Rabat - The streets of Rabat are filled with a robust bustle that can only mean one thing: Mawazine is back.
Rabat – The streets of Rabat are filled with a robust bustle that can only mean one thing: Mawazine is back.
Now in its thirteenth year, the free, ten-day annual music festival opened last night in the Moroccan capital amidst a spirit of lively anticipation and excitement. Each year, high-profile international artists and beloved regional performers join local groups in a mélange of musical styles that never fails to encapsulate Mawazine’s motto: “rhythms of the world.”
The festival’s outdoor stages are spread out around the city, designated by genre. Salé hosts Moroccan artists, while African artists perform at Bouregreg and Oriental artists at Nahda. Special world music performances will take place at Chellah, in addition to discovery music at the National Theatre Mohammad V and Tarab music at the Renaissance Cultural Center. One of the biggest names on this year’s bill, American pop singer Justin Timberlake, opened the festival Friday night at the international stage in Souissi.

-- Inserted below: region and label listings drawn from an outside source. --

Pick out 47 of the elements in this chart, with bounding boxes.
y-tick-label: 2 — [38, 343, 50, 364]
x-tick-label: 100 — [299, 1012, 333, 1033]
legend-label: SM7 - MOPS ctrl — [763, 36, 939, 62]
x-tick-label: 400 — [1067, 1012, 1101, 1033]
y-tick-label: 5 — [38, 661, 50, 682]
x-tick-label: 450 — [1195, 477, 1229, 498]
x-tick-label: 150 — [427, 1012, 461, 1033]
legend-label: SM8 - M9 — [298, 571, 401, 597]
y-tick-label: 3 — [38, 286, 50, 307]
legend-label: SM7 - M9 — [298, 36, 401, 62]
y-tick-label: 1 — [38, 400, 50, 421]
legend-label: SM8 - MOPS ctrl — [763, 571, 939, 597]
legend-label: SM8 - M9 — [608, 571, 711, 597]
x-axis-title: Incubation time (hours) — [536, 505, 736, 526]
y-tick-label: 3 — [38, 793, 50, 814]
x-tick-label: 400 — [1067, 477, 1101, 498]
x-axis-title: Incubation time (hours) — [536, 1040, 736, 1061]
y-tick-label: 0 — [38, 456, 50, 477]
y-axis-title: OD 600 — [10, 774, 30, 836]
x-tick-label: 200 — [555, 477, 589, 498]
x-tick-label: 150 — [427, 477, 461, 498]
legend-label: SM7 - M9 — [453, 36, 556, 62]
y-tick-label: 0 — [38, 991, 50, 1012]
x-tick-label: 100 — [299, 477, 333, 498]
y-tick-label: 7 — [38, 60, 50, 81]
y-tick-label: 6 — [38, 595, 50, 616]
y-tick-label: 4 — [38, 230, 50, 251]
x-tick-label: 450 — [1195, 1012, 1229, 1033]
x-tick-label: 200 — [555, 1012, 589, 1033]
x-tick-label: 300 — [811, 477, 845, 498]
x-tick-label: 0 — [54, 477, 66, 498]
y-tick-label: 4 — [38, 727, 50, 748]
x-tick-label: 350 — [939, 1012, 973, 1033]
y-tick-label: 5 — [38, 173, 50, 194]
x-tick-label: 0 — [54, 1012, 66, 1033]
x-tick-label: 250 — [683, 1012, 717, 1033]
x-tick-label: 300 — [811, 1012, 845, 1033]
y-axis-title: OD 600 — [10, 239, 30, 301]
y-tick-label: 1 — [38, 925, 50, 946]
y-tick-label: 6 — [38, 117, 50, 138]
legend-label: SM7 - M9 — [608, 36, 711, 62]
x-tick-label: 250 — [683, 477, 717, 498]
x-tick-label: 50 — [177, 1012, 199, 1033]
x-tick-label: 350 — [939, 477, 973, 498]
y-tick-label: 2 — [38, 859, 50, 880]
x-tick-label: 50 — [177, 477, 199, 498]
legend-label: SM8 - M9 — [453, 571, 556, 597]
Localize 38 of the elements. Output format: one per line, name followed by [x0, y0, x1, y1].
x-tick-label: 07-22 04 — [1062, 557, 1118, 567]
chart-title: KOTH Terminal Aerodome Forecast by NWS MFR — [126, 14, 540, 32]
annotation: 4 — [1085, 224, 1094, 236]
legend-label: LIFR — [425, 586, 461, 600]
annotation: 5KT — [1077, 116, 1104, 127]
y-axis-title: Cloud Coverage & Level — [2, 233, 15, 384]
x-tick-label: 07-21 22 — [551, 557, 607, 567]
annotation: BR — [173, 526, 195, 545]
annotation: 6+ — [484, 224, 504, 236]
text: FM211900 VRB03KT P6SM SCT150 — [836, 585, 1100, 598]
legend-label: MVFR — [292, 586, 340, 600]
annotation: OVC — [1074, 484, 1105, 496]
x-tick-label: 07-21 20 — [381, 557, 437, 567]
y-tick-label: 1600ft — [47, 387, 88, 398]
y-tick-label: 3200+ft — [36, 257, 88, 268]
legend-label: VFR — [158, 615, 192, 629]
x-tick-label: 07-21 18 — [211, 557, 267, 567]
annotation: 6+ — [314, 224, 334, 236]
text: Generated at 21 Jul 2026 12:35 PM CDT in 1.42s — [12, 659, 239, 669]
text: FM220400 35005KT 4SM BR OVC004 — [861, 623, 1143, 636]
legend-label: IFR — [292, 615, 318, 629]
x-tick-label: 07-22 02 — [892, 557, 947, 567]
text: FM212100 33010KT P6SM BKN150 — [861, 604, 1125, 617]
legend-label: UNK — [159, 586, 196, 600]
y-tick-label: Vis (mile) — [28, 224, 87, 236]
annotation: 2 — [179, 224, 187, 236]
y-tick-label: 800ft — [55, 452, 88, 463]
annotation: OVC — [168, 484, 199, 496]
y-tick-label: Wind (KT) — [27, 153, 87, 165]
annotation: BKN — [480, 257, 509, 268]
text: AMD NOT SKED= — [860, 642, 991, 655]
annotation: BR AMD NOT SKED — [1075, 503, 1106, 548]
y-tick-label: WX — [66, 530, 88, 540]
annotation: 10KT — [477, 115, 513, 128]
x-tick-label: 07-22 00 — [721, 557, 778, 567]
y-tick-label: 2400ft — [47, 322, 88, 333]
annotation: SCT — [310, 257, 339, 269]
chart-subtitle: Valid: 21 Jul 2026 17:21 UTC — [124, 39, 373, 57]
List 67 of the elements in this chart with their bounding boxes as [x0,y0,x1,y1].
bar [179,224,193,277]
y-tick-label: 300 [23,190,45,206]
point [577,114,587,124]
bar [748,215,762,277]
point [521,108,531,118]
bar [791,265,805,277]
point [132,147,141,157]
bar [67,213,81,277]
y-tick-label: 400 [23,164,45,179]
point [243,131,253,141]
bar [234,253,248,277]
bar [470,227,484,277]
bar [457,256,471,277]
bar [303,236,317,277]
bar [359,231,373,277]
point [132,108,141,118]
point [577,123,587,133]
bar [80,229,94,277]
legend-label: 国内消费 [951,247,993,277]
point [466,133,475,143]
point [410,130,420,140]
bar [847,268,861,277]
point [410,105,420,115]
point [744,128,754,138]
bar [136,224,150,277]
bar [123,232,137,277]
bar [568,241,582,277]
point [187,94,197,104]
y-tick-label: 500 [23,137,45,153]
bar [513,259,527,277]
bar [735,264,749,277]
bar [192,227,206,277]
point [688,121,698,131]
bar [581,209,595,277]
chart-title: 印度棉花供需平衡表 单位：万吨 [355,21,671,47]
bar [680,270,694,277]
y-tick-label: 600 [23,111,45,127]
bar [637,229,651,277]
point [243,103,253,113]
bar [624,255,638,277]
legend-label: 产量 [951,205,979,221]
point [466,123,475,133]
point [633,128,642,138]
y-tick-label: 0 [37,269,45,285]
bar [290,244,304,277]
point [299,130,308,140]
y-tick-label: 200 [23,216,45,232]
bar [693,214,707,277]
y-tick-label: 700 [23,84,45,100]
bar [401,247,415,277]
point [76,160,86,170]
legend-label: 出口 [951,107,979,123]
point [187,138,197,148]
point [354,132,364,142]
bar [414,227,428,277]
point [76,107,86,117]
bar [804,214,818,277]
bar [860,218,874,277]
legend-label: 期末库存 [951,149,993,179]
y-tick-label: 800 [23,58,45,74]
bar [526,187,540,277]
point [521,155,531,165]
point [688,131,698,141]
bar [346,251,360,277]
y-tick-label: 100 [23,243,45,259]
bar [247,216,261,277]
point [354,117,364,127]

Throngs of Moroccans and foreigners alike joined Rabatis who came out to see Timberlake’s first performance in the country. The annual opportunity to see such a high-profile musician perform for free was met with a great deal of expectation from the audience, which included groups of young people as well as couples and families. Attendees reminisced about their favorite international performances over the last few years, from Kanye West and Rihanna to Yusuf Islam. Many listed off the songs they hoped to hear, from early tracks like Rock Your Body and Senorita to classic standbys like Sexyback.
Timberlake’s performance began with a great deal of enthusiasm, as audience members cheered, clapped and screamed when he came on stage. Many danced and sang along as he performed his most famous songs. However, some expressed disappointment with Timberlake’s stage presence, noting a general lack of enthusiasm and audience engagement from the nine-time Grammy winner. “It seemed like he was annoyed with the audience; they didn’t clap along and repeat the lines he asked them to,” said one audience member.
Others mused that perhaps the crowd was turned off by his covers of other musicians’ songs. “We’re not going to sing along to a Michael Jackson song or an Elvis song… When I go to a Justin Timberlake concert I want to hear Justin Timberlake songs.” Despite the mild disappointment, the atmosphere of celebration prevailed and attendees predicted which performances would prove more successful. “I can’t wait to see Alicia Keys. She’ll put on a great live show,” commented one attendee as she left the concert grounds.
While the big-name international performances can be hit-or-miss, many see the festival as more of an opportunity for Moroccan artists to shine in front of a wide audience. “I’m usually more impressed with the local groups,” one attendee said, noting that their shows are often more personal and energetic than Timberlake’s route performance. Among the variety of Moroccan performers who will perform at the Salé stage this year are rapper Masta Flow, twin sisters Safaâ and Hanaâ, and Amazigh fusion group Tifyour.